Thursday, March 16, 2006

I am currently reading A Long Obedience in the Same Direction: Discipleship in an Instant Society by Eugene Peterson. It is a devotional book about the Psalms of Ascent. The following is about Psalm 122. "...That is the reality. That is the truth of our lives. God made us, redeems us, provides for us. The natural, honest, healthy, logical response to that is praise to God. When we praise we are functioning at the center, we are in touch with the basic, core reality of our being. But very often we don't feel like it, and so we say, "It would be dishonest for me to go to a place of worship and praise God when I don't feel like it. I would be a hypocrite." The psalm says, I don't care whether you feel like it or not: as was decreed, "give thanks to the name of the Lord." I have put great emphasis on the fact that Christians worship because they want to, not because they are forced to. But I have never said that we worship because we feel like it. Feelings are great liars. If Christians only worshiped when they felt like it, there would be precious little worship that went on. Feelings are important in many areas, but completely unreliable in matters of faith.
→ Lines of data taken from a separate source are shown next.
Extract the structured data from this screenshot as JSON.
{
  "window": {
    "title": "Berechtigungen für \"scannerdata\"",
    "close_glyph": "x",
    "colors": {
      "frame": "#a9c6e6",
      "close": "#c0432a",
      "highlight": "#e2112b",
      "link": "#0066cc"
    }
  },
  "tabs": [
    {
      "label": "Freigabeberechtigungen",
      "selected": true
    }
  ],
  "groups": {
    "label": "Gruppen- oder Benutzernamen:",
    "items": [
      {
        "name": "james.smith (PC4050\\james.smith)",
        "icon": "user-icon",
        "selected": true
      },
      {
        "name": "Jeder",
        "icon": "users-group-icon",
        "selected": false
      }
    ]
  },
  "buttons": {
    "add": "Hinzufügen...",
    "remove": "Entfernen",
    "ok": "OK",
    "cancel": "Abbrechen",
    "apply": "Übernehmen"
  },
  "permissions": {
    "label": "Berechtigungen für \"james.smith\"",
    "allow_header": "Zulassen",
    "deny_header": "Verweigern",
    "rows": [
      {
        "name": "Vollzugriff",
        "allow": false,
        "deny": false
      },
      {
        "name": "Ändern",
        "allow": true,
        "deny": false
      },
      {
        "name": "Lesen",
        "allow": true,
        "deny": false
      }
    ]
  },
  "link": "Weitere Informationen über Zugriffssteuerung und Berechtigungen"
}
Paul Scherer is laconic, "The Bible wastes very little time on the way we feel." We live in what one writer has called the "age of sensation". We think that if we don't feel something there can be no authenticity in doing it. But the wisdom of God says something different, namely, that we can act ourselves into a new way of feeling much quicker than we can feel ourselves into a new way of acting. Worship is an act which develops feelings for God, not a feeling for God which is expressed in an act of worship. When we obey the command to praise God in worship, our deep, essential need to be in relationship with God is nurtured. Worship does not satisfy our hunger for God- it whets our appetite. Our need for God is not taken care of by engaging in worship- it deepens. It overflows the hour and permeates the week. The need is expressed in a desire for peace and security. Our every day needs are changed by the act of worship. We are no longer living from hand to mouth, greedily scrambling through the human rat race to make the best we can out of a mean existence. Our basic needs suddenly become worthy of the dignity of creatures made in the image of God: peace and security."

1 comment:

Chris Beason said...

I like how you said that worship whets our appetite. Our food is doing His will.

I might not always comment, but I always enjoy reading your posts!